Все готово. Двое едут в Барнаул. И что же вы думаете, струсил перед двумя безграмотными старушками уполномоченный и сказал:
— Успокойтесь, езжайте и пошлите вашего священника, дадим ему регистрацию.
Конечно, все рады. Поехал, но уполномоченный как набросился на меня:
— Не получишь никакой регистрации за такие вот посланные делегации.
Сказал ему:
— Хорошо, я поеду назад, но учтите, что я не собирал делегаций.
Вернулся ни с чем. Что делать? Собрались, думали, гадали, решали. Господи, помоги! Без Твоей всемогущей воли ничего не получается. Решили и постановили ещё раз поехать. А я был какой‑то бесстрашный в то время. Взял двух мужичков с собой накануне гражданского праздника 7 ноября.
Мужички-то были не из простых. Один из них — бывший командир партизанского отряда, а другой — партизан. Первый — у нас казначей теперь, а второй — певчий и член двадцатки.
Вот мы и ворвались втроём в кабинет уполномоченного. У него, наверное, кожа инеем покрылась от этой картины. Встаёт он, какой‑то растерянный, а мужички прямо ему навстречу и приветствуют его:
— С праздником Вас, товарищ уполномоченный, Великой Октябрьской социалистической Революции.
— Спасибо, спасибо, что вы хотели? Садитесь, — предложил он партизанам, а меня попросил выйти.
Выхожу и просиживаю около часа в коридоре. Наконец выходят мои партнеры, улыбаются и подмаргивают — заходите! Захожу.

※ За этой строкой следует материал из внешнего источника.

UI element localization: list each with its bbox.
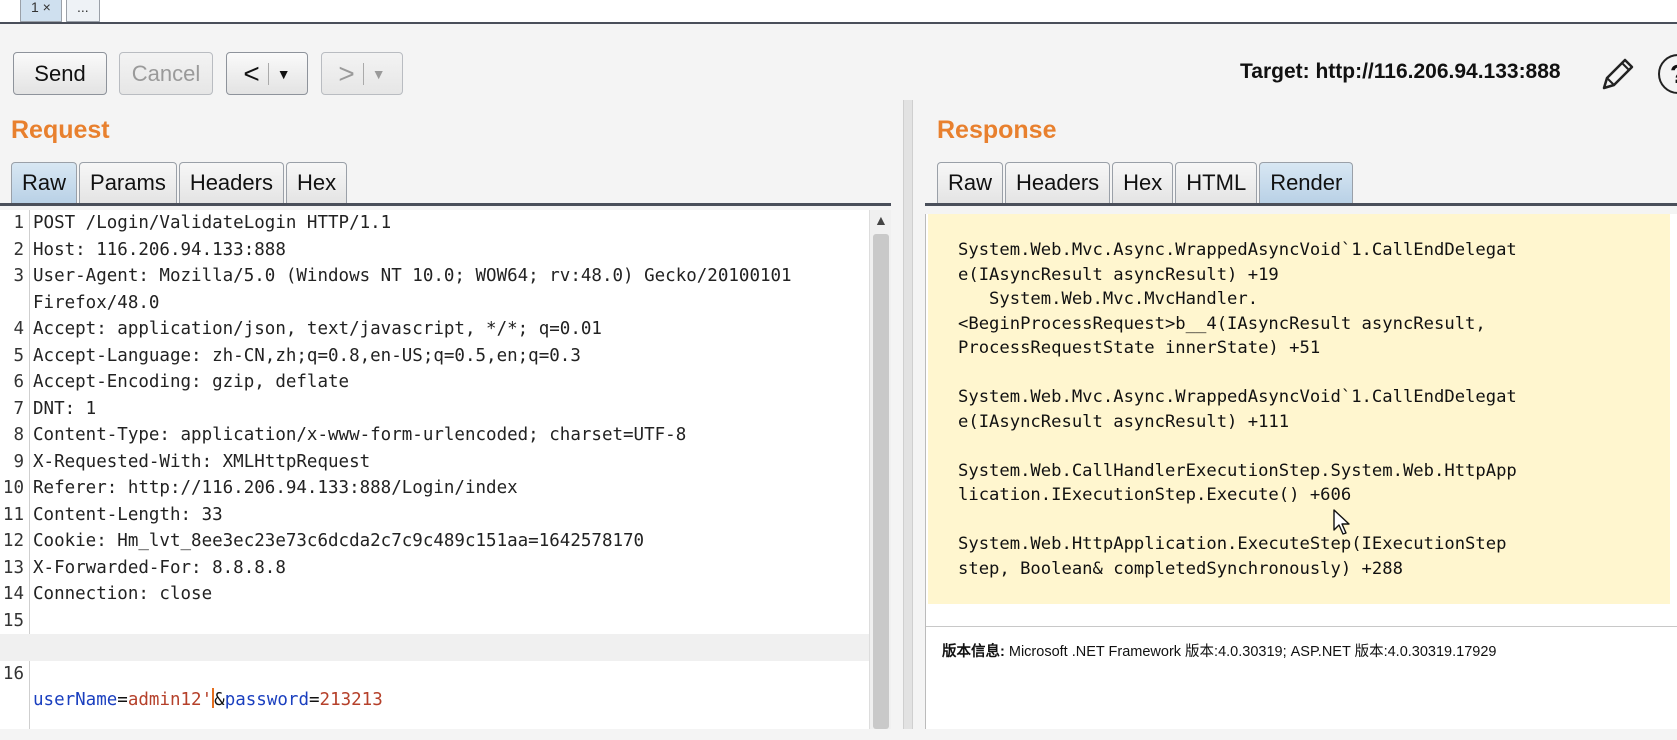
request-line[interactable]: 5 Accept-Language: zh-CN,zh;q=0.8,en-US;q… (0, 343, 870, 370)
request-line[interactable]: 6 Accept-Encoding: gzip, deflate (0, 369, 870, 396)
line-number: 6 (13, 372, 24, 392)
line-number: 15 (2, 610, 24, 631)
request-body-line[interactable]: 16 userName=admin12' &password=213213 (0, 634, 870, 710)
request-line-text[interactable]: User-Agent: Mozilla/5.0 (Windows NT 10.0… (33, 263, 792, 290)
request-line-text[interactable]: Host: 116.206.94.133:888 (33, 237, 286, 264)
request-tab-underline (0, 203, 891, 206)
stack-trace: System.Web.Mvc.Async.WrappedAsyncVoid`1.… (958, 240, 1517, 579)
line-number: 2 (13, 239, 24, 260)
request-line-text[interactable]: Accept-Encoding: gzip, deflate (33, 369, 349, 396)
param-value-password: 213213 (319, 690, 383, 710)
target-label: Target: http://116.206.94.133:888 (1240, 60, 1561, 83)
tab-hex[interactable]: Hex (285, 162, 348, 203)
repeater-tab-more[interactable]: ... (66, 0, 100, 22)
request-line-text[interactable]: X-Forwarded-For: 8.8.8.8 (33, 555, 286, 582)
line-number: 14 (2, 584, 24, 604)
request-line-text[interactable]: Referer: http://116.206.94.133:888/Login… (33, 475, 518, 502)
request-line-text[interactable]: Accept: application/json, text/javascrip… (33, 316, 602, 343)
request-line-text[interactable]: POST /Login/ValidateLogin HTTP/1.1 (33, 210, 391, 237)
line-number: 3 (13, 266, 24, 286)
param-name-username: userName (33, 690, 118, 710)
request-line[interactable]: 10 Referer: http://116.206.94.133:888/Log… (0, 475, 870, 502)
divider (926, 626, 1677, 627)
request-line-text[interactable]: Cookie: Hm_lvt_8ee3ec23e73c6dcda2c7c9c48… (33, 528, 644, 555)
request-line[interactable]: 3 User-Agent: Mozilla/5.0 (Windows NT 10.… (0, 263, 870, 290)
request-editor[interactable]: 1 POST /Login/ValidateLogin HTTP/1.1 2 Host… (0, 210, 891, 729)
request-line-text[interactable]: Accept-Language: zh-CN,zh;q=0.8,en-US;q=… (33, 343, 581, 370)
request-tabs: Raw Params Headers Hex (11, 162, 349, 203)
line-number: 12 (2, 531, 24, 551)
request-line[interactable]: 9 X-Requested-With: XMLHttpRequest (0, 449, 870, 476)
request-line[interactable]: 15 (0, 608, 870, 635)
line-number: 16 (2, 663, 24, 684)
split-divider (267, 62, 269, 85)
forward-arrow-icon: > (338, 57, 355, 89)
request-line-text[interactable]: Firefox/48.0 (33, 290, 159, 317)
repeater-tab-1[interactable]: 1 × (20, 0, 62, 22)
pane-splitter[interactable] (903, 100, 913, 729)
stack-trace-box: System.Web.Mvc.Async.WrappedAsyncVoid`1.… (928, 214, 1670, 604)
pencil-icon[interactable] (1598, 54, 1638, 94)
line-number: 4 (13, 319, 24, 339)
scroll-up-icon[interactable]: ▲ (874, 212, 888, 228)
tab-hex[interactable]: Hex (1112, 162, 1174, 203)
tab-headers[interactable]: Headers (178, 162, 284, 203)
request-line[interactable]: 7 DNT: 1 (0, 396, 870, 423)
response-tab-underline (925, 203, 1677, 206)
response-title: Response (937, 116, 1057, 144)
line-number: 13 (2, 557, 24, 578)
request-line[interactable]: 4 Accept: application/json, text/javascri… (0, 316, 870, 343)
tab-render[interactable]: Render (1259, 162, 1354, 203)
line-number: 1 (13, 213, 24, 233)
request-line-text[interactable]: DNT: 1 (33, 396, 96, 423)
forward-button[interactable]: > ▼ (321, 52, 403, 95)
param-value-username: admin12' (127, 690, 213, 710)
request-line[interactable]: 12 Cookie: Hm_lvt_8ee3ec23e73c6dcda2c7c9c… (0, 528, 870, 555)
line-number: 8 (13, 425, 24, 445)
tab-raw[interactable]: Raw (11, 162, 78, 203)
line-number: 11 (2, 504, 24, 525)
send-button[interactable]: Send (13, 52, 107, 95)
request-line-text[interactable]: Content-Type: application/x-www-form-url… (33, 422, 686, 449)
param-name-password: password (224, 690, 309, 710)
request-line[interactable]: 11 Content-Length: 33 (0, 502, 870, 529)
tab-headers[interactable]: Headers (1005, 162, 1111, 203)
line-number: 9 (13, 451, 24, 472)
line-number: 7 (13, 398, 24, 419)
request-scrollbar[interactable]: ▲ (869, 210, 891, 729)
mouse-pointer-icon (1333, 509, 1350, 535)
chevron-down-icon[interactable]: ▼ (372, 66, 386, 82)
response-tabs: Raw Headers Hex HTML Render (937, 162, 1355, 203)
line-number: 10 (2, 478, 24, 498)
help-icon[interactable]: ? (1658, 54, 1677, 94)
request-line[interactable]: 13 X-Forwarded-For: 8.8.8.8 (0, 555, 870, 582)
scrollbar-thumb[interactable] (873, 234, 889, 729)
top-tab-strip: 1 × ... (0, 0, 1677, 24)
tab-raw[interactable]: Raw (937, 162, 1004, 203)
request-line[interactable]: 8 Content-Type: application/x-www-form-ur… (0, 422, 870, 449)
version-text: Microsoft .NET Framework 版本:4.0.30319; A… (1008, 644, 1497, 660)
tab-params[interactable]: Params (79, 162, 177, 203)
request-line[interactable]: Firefox/48.0 (0, 290, 870, 317)
version-label: 版本信息: (942, 644, 1005, 660)
request-title: Request (11, 116, 110, 144)
back-button[interactable]: < ▼ (226, 52, 308, 95)
request-line[interactable]: 2 Host: 116.206.94.133:888 (0, 237, 870, 264)
request-line-text[interactable]: Connection: close (33, 581, 212, 608)
request-body[interactable]: userName=admin12' &password=213213 (33, 687, 383, 714)
version-info: 版本信息: Microsoft .NET Framework 版本:4.0.30… (942, 640, 1496, 661)
back-arrow-icon: < (243, 57, 260, 89)
split-divider (362, 62, 364, 85)
tab-html[interactable]: HTML (1175, 162, 1258, 203)
chevron-down-icon[interactable]: ▼ (277, 66, 291, 82)
response-render-view: System.Web.Mvc.Async.WrappedAsyncVoid`1.… (925, 214, 1677, 729)
line-number: 5 (13, 345, 24, 366)
request-line-text[interactable]: Content-Length: 33 (33, 502, 223, 529)
request-line[interactable]: 14 Connection: close (0, 581, 870, 608)
request-line[interactable]: 1 POST /Login/ValidateLogin HTTP/1.1 (0, 210, 870, 237)
cancel-button[interactable]: Cancel (119, 52, 213, 95)
request-line-text[interactable]: X-Requested-With: XMLHttpRequest (33, 449, 370, 476)
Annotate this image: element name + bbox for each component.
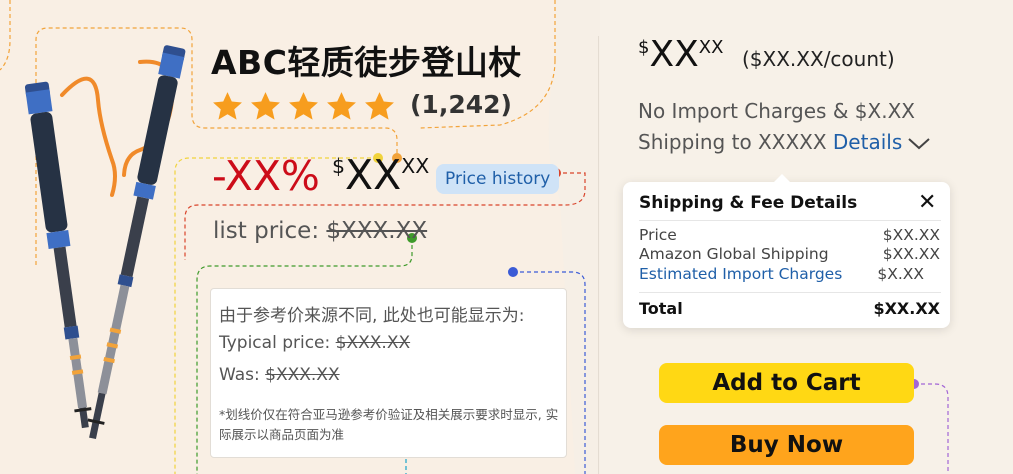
add-to-cart-button[interactable]: Add to Cart <box>659 363 914 403</box>
typical-price: Typical price: $XXX.XX <box>219 333 410 353</box>
reference-price-box: 由于参考价来源不同, 此处也可能显示为: Typical price: $XXX… <box>210 288 567 458</box>
details-link[interactable]: Details <box>833 130 902 154</box>
popover-divider <box>639 292 941 293</box>
rating-count-link[interactable]: (1,242) <box>410 90 512 119</box>
star-icon <box>213 92 242 120</box>
star-icon <box>365 92 394 120</box>
list-price-value: $XXX.XX <box>326 218 428 244</box>
buybox-currency-symbol: $ <box>638 36 650 58</box>
product-title: ABC轻质徒步登山杖 <box>211 43 522 82</box>
import-charges-text: No Import Charges & $X.XX <box>638 99 915 123</box>
column-divider <box>598 36 599 474</box>
deal-price: $XXXX <box>332 151 429 199</box>
shipping-destination: Shipping to XXXXX Details <box>638 130 902 154</box>
star-rating[interactable] <box>211 90 396 123</box>
typical-price-value: $XXX.XX <box>335 333 411 353</box>
annotation-dot-blue <box>508 267 518 277</box>
buy-now-button[interactable]: Buy Now <box>659 425 914 465</box>
popover-title: Shipping & Fee Details <box>639 193 858 213</box>
price-fraction: XX <box>401 154 430 179</box>
chevron-down-icon[interactable] <box>907 137 931 151</box>
close-icon[interactable]: ✕ <box>918 190 936 215</box>
star-icon <box>327 92 356 120</box>
import-charges-link[interactable]: Estimated Import Charges <box>639 265 842 283</box>
total-label: Total <box>639 299 683 318</box>
fee-row-label: Amazon Global Shipping <box>639 245 829 263</box>
shipping-fee-popover: Shipping & Fee Details ✕ Price $XX.XX Am… <box>623 174 950 328</box>
discount-percent: -XX% <box>212 152 320 200</box>
list-price: list price: $XXX.XX <box>213 218 427 244</box>
star-icon <box>251 92 280 120</box>
popover-pointer <box>773 174 791 183</box>
was-price: Was: $XXX.XX <box>219 365 340 385</box>
currency-symbol: $ <box>332 154 346 179</box>
shipping-destination-text: Shipping to XXXXX <box>638 130 827 154</box>
fee-row-value: $XX.XX <box>882 245 940 263</box>
list-price-label: list price: <box>213 218 320 244</box>
popover-divider <box>639 220 941 221</box>
buybox-price-whole: XX <box>649 34 699 75</box>
unit-price: ($XX.XX/count) <box>742 47 895 71</box>
buybox-price-fraction: XX <box>698 36 724 58</box>
fee-row-value: $XX.XX <box>882 226 940 244</box>
was-price-label: Was: <box>219 365 260 385</box>
star-icon <box>289 92 318 120</box>
fee-row-value: $X.XX <box>877 265 924 283</box>
fee-row-label: Price <box>639 226 677 244</box>
price-history-button[interactable]: Price history <box>436 164 560 194</box>
typical-price-label: Typical price: <box>219 333 331 353</box>
reference-footnote: *划线价仅在符合亚马逊参考价验证及相关展示要求时显示, 实际展示以商品页面为准 <box>219 407 559 442</box>
was-price-value: $XXX.XX <box>265 365 340 385</box>
total-value: $XX.XX <box>873 299 940 318</box>
reference-intro: 由于参考价来源不同, 此处也可能显示为: <box>219 306 525 326</box>
price-whole: XX <box>345 151 402 199</box>
buybox-price: $XXXX <box>638 34 723 75</box>
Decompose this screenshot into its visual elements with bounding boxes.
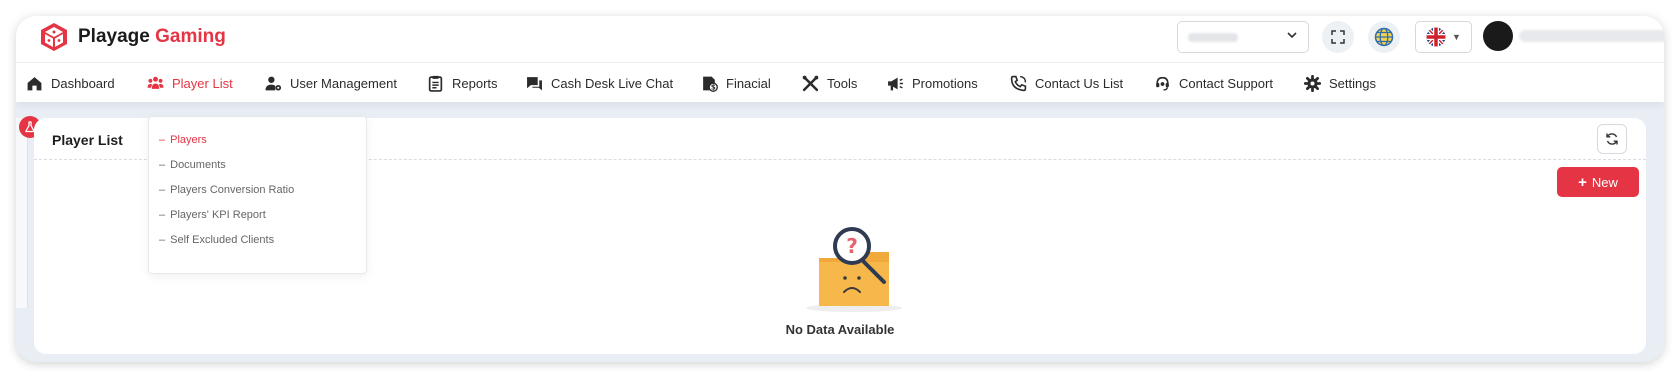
- fullscreen-icon: [1331, 30, 1345, 44]
- nav-label: Contact Us List: [1035, 75, 1124, 91]
- caret-down-icon: ▼: [1452, 32, 1461, 42]
- nav-label: Player List: [172, 75, 233, 91]
- user-menu[interactable]: [1483, 21, 1664, 51]
- nav-label: Cash Desk Live Chat: [551, 75, 674, 91]
- nav-item-settings[interactable]: Settings: [1304, 63, 1376, 103]
- dropdown-item-label: Players' KPI Report: [170, 209, 266, 221]
- globe-icon: [1374, 27, 1394, 47]
- nav-item-tools[interactable]: Tools: [802, 63, 857, 103]
- clipboard-icon: [427, 75, 444, 92]
- nav-label: User Management: [290, 75, 397, 91]
- gear-icon: [1304, 74, 1321, 92]
- chat-icon: [526, 75, 543, 92]
- nav-item-promotions[interactable]: Promotions: [887, 63, 978, 103]
- chevron-down-icon: [1286, 29, 1298, 44]
- nav-item-dashboard[interactable]: Dashboard: [26, 63, 115, 103]
- plus-icon: +: [1578, 173, 1587, 191]
- brand[interactable]: Playage Gaming: [38, 21, 226, 53]
- user-gear-icon: [265, 75, 282, 92]
- dropdown-item-label: Players: [170, 134, 207, 146]
- nav-label: Settings: [1329, 75, 1376, 91]
- nav-item-player-list[interactable]: Player List: [147, 63, 233, 103]
- app-window: Playage Gaming ▼ Dashboard Player List U…: [16, 16, 1664, 362]
- globe-button[interactable]: [1368, 21, 1400, 53]
- nav-item-finacial[interactable]: $ Finacial: [701, 63, 771, 103]
- nav-label: Contact Support: [1179, 75, 1273, 91]
- nav-label: Reports: [452, 75, 498, 91]
- dropdown-item-players[interactable]: – Players: [159, 134, 207, 146]
- nav-label: Finacial: [726, 75, 771, 91]
- brand-select[interactable]: [1177, 21, 1309, 53]
- dropdown-item-label: Self Excluded Clients: [170, 234, 275, 246]
- language-selector[interactable]: ▼: [1415, 21, 1472, 53]
- empty-folder-icon: ?: [806, 227, 902, 312]
- uk-flag-icon: [1426, 27, 1446, 47]
- main-nav: Dashboard Player List User Management Re…: [16, 62, 1664, 102]
- nav-label: Tools: [827, 75, 858, 91]
- dropdown-item-label: Players Conversion Ratio: [170, 184, 295, 196]
- user-name: [1519, 30, 1664, 42]
- nav-label: Promotions: [912, 75, 978, 91]
- nav-item-cash-desk-live-chat[interactable]: Cash Desk Live Chat: [526, 63, 673, 103]
- tools-icon: [802, 75, 819, 92]
- nav-item-contact-support[interactable]: Contact Support: [1154, 63, 1273, 103]
- refresh-icon: [1606, 133, 1618, 145]
- dropdown-item-label: Documents: [170, 159, 226, 171]
- dropdown-item-players-kpi-report[interactable]: – Players' KPI Report: [159, 209, 266, 221]
- nav-item-contact-us-list[interactable]: Contact Us List: [1010, 63, 1123, 103]
- brand-name: Playage Gaming: [78, 26, 226, 48]
- fullscreen-button[interactable]: [1322, 21, 1354, 53]
- nav-item-user-management[interactable]: User Management: [265, 63, 397, 103]
- nav-label: Dashboard: [51, 75, 115, 91]
- phone-icon: [1010, 75, 1027, 92]
- headset-icon: [1154, 75, 1171, 92]
- side-rail: [16, 118, 28, 308]
- brand-select-value: [1188, 33, 1238, 42]
- nav-item-reports[interactable]: Reports: [427, 63, 498, 103]
- svg-text:?: ?: [846, 234, 858, 258]
- megaphone-icon: [887, 75, 904, 92]
- top-bar: Playage Gaming ▼: [16, 16, 1664, 62]
- refresh-button[interactable]: [1597, 124, 1627, 154]
- empty-state-text: No Data Available: [785, 322, 895, 337]
- brand-name-accent: Gaming: [155, 26, 226, 47]
- svg-text:$: $: [711, 83, 716, 91]
- dropdown-item-players-conversion-ratio[interactable]: – Players Conversion Ratio: [159, 184, 294, 196]
- new-button-label: New: [1591, 174, 1618, 190]
- new-button[interactable]: + New: [1557, 167, 1639, 197]
- player-list-dropdown: – Players – Documents – Players Conversion …: [148, 116, 367, 274]
- users-icon: [147, 75, 164, 92]
- dropdown-item-self-excluded-clients[interactable]: – Self Excluded Clients: [159, 234, 274, 246]
- dice-logo-icon: [41, 23, 67, 51]
- finance-icon: $: [701, 75, 718, 92]
- home-icon: [26, 75, 43, 92]
- brand-name-primary: Playage: [78, 26, 150, 47]
- avatar: [1483, 21, 1513, 51]
- page-title: Player List: [52, 132, 123, 148]
- dropdown-item-documents[interactable]: – Documents: [159, 159, 226, 171]
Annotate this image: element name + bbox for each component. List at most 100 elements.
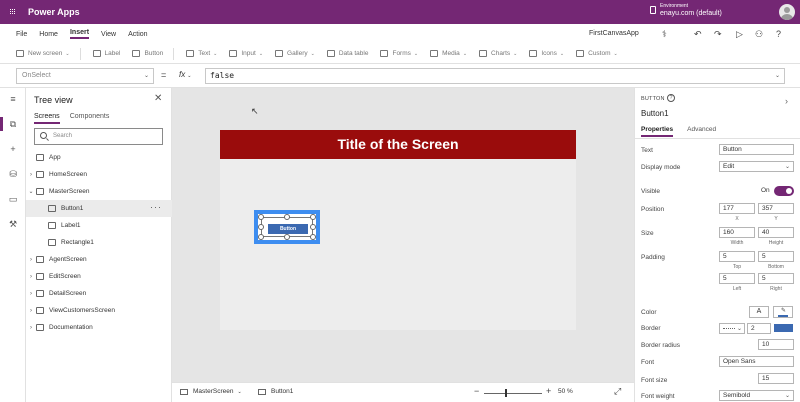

— Садитесь, пожалуйста, — говорит уполномоченный. — Чтобы в последний раз собирали таких делегатов, иначе будет плохо. На вот регистрацию, служи.
До свидания!
Слава Тебе, Христе Боже наш, слава Тебе!
В Алтайском крае мне предлагали быть информатором:
— Вы будете только информацию собирать. Смотрите, у нас какая обстановка международная! Кто‑то шпионит, кто‑то против советской власти выступает. Если увидите такое, нам сообщите, — уговаривал незнакомый товарищ.
Если соглашусь, узнают наши верующие, и сразу в церковь никто не пойдет. Скажут — священник ненастоящий.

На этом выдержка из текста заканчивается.